Sendo assim, favorecer um lado pode desapontar o outro. Tudo o que uma plataforma de um mercado de dois lados não pode fazer é calibrar mal essas decisões. Ela corre o risco de perder usuários e desequilibrar a equação que, no final das contas, mantém o negócio rodando.

Ao que tudo indica, a decisão do Airbnb veio após longas consultas e da percepção de que o número de anfitriões eventualmente frustrados com a impossibilidade de uso de câmeras de segurança deveria ceder à demanda dos hóspedes por mais privacidade.

Ninguém quer passar os dias com a suspeita de que está sendo espiado ou de não saber o que pode ser feito com suas imagens. A medida tomada pelo Airbnb ajuda a fortalecer globalmente o diálogo sobre privacidade.
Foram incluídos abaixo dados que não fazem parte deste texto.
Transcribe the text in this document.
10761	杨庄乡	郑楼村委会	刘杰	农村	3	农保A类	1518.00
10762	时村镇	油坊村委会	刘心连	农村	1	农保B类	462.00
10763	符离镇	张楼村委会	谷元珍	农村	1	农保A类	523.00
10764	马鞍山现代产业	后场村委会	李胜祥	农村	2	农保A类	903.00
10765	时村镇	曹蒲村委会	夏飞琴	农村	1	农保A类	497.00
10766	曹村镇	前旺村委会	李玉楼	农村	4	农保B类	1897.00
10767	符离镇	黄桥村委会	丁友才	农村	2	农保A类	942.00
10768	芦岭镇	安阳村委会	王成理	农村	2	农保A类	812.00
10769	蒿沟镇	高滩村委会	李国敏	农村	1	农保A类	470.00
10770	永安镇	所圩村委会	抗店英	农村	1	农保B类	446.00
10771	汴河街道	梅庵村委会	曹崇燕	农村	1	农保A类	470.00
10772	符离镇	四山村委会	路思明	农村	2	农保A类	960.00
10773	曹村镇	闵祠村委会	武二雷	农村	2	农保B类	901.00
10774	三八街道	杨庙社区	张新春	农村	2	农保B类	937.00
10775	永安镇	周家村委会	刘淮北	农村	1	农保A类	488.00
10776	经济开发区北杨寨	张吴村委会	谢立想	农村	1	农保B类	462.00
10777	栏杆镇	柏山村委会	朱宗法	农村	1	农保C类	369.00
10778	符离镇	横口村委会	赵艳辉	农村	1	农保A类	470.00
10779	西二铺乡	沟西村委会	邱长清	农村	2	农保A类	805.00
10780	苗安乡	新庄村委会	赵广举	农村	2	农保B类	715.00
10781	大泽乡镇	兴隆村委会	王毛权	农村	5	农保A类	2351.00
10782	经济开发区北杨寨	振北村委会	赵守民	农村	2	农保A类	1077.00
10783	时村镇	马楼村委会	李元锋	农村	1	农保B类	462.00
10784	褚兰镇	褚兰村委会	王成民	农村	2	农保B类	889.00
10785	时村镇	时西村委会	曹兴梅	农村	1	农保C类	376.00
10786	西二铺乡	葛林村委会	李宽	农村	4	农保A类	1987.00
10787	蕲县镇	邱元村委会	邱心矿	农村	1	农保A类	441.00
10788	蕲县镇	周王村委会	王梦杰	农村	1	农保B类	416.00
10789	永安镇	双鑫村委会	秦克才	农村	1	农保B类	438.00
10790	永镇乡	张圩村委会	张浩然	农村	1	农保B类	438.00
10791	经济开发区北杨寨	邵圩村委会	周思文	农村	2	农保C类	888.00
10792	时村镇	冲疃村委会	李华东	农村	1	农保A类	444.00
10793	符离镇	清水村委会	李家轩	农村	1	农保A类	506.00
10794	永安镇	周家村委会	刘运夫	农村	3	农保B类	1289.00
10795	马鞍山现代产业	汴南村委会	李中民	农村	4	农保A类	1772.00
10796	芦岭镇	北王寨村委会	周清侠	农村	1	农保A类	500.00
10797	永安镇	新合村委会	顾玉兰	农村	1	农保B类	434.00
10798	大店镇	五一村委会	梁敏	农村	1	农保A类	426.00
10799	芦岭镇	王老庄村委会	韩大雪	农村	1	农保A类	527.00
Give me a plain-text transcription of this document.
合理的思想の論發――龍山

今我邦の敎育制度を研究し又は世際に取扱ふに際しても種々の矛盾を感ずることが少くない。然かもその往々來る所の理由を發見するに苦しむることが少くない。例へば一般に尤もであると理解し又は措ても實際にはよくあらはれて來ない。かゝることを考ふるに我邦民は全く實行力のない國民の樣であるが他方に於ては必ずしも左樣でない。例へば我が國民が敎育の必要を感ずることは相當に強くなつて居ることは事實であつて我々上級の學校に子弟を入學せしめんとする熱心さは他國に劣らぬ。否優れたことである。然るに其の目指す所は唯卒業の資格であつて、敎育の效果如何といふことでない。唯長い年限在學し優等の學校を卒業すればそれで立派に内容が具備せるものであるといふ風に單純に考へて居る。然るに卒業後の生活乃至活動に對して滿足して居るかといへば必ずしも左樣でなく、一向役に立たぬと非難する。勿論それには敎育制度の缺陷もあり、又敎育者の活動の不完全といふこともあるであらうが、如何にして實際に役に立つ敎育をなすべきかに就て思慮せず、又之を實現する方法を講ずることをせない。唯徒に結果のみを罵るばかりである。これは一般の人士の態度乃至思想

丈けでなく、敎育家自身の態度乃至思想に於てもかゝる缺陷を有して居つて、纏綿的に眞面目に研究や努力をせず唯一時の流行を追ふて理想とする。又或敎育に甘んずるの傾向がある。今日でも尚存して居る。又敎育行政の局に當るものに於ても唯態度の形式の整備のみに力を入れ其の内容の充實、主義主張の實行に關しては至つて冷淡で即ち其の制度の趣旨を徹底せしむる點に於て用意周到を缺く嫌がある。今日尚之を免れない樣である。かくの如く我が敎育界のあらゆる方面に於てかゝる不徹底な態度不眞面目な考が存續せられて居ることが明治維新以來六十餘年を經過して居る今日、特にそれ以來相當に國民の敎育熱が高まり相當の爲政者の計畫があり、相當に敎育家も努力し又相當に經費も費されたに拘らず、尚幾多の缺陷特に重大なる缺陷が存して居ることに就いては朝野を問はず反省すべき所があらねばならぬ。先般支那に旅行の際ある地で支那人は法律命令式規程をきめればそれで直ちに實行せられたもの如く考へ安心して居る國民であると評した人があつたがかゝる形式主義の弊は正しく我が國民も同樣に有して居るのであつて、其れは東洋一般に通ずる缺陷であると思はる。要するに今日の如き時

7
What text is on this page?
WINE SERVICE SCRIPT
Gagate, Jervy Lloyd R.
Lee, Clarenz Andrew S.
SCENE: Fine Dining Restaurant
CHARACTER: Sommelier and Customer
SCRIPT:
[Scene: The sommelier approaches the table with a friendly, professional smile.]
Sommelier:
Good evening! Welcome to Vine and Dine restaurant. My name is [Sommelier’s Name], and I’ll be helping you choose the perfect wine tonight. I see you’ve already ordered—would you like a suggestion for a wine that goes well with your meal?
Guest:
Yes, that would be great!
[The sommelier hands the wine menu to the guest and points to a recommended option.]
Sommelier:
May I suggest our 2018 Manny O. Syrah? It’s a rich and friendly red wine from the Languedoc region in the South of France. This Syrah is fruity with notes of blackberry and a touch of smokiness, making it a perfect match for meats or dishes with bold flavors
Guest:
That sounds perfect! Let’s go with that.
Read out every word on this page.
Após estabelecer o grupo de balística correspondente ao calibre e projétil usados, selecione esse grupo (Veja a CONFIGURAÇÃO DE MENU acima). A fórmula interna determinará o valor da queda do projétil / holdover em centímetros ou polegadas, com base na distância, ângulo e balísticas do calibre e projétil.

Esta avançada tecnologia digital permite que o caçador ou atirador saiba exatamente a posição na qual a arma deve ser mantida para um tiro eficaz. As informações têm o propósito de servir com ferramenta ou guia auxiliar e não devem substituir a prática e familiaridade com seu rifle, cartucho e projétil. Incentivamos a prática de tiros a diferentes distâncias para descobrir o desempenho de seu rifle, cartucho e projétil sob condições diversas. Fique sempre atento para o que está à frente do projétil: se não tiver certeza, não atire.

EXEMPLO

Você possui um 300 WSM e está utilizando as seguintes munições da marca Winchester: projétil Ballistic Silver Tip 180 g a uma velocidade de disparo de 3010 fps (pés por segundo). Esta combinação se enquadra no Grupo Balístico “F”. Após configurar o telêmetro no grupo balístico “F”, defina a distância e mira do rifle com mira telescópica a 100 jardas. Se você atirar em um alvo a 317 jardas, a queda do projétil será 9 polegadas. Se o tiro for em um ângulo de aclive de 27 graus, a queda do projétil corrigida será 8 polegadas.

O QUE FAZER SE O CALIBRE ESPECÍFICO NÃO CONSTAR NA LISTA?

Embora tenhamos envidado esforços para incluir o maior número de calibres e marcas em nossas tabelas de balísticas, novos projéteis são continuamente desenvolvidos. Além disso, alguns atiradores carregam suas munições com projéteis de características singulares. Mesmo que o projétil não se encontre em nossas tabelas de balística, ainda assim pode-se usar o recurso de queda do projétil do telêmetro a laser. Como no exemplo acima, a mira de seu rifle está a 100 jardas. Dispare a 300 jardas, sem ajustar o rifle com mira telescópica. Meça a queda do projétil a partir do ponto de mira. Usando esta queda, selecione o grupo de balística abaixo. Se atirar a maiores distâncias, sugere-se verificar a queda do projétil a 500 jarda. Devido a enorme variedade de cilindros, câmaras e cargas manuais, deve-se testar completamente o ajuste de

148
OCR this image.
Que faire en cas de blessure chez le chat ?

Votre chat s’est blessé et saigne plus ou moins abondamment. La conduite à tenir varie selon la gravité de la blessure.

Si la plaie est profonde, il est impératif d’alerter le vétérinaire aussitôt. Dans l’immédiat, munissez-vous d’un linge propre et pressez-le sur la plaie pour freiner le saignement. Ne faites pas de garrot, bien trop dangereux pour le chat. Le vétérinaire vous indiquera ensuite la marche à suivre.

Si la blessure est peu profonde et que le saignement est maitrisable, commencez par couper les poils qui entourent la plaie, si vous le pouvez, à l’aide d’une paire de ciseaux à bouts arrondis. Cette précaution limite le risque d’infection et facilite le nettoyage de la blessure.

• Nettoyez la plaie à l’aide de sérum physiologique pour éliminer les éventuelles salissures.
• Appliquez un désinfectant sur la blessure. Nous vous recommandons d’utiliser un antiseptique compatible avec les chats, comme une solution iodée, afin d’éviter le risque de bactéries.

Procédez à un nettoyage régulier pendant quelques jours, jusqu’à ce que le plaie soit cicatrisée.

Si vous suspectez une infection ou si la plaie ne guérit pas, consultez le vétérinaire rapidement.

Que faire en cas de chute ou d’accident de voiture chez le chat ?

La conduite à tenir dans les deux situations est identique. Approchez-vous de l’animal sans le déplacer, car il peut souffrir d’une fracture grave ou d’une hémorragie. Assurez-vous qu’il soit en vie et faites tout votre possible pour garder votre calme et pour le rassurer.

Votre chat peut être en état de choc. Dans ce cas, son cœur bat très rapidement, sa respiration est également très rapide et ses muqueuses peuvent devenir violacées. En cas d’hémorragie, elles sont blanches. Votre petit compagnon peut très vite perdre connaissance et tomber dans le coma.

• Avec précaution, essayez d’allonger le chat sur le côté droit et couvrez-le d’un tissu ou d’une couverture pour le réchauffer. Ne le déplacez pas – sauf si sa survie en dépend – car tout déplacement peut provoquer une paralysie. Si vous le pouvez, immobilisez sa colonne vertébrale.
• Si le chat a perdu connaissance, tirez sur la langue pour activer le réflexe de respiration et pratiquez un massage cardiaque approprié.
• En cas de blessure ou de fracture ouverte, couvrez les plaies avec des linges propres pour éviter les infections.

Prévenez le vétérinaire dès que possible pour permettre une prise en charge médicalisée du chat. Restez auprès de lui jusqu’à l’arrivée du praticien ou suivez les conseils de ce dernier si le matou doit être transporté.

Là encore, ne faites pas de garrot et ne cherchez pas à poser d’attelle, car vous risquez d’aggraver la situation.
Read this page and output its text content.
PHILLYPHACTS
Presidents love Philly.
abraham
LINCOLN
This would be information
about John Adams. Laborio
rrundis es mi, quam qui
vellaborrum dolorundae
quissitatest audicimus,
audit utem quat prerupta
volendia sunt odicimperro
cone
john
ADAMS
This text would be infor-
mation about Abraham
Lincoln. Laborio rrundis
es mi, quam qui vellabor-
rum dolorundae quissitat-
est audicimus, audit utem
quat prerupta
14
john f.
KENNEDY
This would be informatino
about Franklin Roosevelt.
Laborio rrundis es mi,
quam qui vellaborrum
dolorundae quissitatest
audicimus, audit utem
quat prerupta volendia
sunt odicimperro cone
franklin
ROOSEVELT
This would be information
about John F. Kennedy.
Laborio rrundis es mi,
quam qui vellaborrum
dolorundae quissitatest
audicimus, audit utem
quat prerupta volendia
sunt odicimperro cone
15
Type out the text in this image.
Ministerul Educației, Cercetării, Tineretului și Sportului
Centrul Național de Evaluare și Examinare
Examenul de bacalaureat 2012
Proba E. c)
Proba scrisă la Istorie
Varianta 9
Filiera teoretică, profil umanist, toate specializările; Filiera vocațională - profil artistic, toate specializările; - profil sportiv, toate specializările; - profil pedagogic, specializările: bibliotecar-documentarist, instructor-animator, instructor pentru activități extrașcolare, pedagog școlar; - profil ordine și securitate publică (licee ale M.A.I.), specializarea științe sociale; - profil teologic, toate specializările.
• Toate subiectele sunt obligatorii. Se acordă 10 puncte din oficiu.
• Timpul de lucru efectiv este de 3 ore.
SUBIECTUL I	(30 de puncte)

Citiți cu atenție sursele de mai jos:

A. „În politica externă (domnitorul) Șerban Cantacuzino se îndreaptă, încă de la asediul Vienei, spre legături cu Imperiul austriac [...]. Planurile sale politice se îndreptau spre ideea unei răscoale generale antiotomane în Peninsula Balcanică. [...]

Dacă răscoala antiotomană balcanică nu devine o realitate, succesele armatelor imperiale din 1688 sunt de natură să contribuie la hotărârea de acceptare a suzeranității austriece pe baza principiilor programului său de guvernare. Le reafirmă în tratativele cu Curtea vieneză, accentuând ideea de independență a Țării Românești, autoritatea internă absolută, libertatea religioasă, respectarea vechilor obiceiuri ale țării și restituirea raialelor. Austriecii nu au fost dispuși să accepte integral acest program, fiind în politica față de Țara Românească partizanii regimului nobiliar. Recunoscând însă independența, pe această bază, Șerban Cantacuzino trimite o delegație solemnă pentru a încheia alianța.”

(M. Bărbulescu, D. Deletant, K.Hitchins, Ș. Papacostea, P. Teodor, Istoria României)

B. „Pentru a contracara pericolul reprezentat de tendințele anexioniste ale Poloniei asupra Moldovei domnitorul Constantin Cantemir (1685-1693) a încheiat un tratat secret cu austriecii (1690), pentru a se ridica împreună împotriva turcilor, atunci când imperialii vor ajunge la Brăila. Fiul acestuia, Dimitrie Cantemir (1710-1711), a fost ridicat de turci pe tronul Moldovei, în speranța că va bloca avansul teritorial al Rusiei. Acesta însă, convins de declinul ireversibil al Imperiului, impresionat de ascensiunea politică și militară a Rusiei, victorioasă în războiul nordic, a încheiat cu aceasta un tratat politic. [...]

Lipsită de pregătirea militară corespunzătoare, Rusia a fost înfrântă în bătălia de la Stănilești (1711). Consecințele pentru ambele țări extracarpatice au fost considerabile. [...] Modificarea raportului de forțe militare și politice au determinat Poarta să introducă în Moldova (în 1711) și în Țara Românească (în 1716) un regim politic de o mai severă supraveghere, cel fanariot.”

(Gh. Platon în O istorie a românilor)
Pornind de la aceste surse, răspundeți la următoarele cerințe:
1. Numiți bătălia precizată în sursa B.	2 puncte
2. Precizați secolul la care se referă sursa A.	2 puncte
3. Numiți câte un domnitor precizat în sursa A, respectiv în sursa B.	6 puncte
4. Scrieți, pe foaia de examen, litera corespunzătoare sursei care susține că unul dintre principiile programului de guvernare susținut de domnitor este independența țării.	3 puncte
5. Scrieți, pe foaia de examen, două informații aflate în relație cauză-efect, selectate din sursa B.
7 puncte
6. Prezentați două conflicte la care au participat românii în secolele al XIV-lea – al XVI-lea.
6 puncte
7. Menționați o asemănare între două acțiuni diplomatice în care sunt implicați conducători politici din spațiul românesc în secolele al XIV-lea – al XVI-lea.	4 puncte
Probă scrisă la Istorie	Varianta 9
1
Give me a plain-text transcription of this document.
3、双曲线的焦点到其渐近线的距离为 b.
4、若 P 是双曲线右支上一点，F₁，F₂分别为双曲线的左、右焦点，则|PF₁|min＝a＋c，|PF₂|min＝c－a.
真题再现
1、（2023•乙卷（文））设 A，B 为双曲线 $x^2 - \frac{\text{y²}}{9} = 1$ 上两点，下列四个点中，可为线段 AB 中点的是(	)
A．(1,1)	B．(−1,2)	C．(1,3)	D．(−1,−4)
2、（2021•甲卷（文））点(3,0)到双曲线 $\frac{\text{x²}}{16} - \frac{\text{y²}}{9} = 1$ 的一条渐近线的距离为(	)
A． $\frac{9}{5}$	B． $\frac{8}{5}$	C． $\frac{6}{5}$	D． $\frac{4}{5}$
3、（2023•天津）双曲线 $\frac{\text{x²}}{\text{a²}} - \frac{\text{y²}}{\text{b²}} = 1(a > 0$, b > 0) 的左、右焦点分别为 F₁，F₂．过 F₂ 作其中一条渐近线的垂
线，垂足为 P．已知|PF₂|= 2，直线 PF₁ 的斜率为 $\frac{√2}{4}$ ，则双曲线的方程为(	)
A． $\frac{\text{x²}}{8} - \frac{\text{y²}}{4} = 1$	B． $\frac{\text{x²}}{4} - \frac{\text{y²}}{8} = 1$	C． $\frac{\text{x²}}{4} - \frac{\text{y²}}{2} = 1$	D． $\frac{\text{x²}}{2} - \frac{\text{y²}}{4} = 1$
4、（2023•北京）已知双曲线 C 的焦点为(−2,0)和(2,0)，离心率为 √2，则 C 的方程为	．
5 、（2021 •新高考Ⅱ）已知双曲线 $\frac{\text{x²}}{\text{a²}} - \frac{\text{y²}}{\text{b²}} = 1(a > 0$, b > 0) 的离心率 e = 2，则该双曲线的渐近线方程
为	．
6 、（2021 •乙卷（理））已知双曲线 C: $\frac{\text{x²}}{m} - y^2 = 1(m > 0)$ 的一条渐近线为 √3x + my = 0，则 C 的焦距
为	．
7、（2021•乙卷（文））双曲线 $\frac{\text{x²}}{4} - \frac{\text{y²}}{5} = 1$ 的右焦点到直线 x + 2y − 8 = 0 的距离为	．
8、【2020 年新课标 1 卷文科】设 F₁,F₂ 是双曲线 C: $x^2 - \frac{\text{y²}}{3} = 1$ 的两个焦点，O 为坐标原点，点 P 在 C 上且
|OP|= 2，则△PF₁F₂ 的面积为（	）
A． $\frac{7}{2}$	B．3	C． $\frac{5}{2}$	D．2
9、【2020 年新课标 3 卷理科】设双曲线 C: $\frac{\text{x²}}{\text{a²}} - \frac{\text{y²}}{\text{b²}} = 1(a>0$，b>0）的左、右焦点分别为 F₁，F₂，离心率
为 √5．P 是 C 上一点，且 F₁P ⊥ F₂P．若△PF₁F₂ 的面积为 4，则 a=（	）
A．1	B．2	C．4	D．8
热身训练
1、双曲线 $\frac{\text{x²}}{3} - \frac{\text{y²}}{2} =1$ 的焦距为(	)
Mas vale lembrar que a casa não é a última fronteira da privacidade. Para além de câmeras penduradas no teto, cada um de nós vive com uma câmera em cima da mesa ou apontada para o nosso rosto por mais horas do que você imagina. Estou falando da câmera do seu celular. Mais próxima do que uma câmera na sala, essa é a janela indiscreta pela qual mais empresas do que você imagina podem também querer dar uma espiadinha.

Opinião

Texto em que o autor apresenta e defende suas ideias e opiniões, a partir da interpretação de fatos e dados.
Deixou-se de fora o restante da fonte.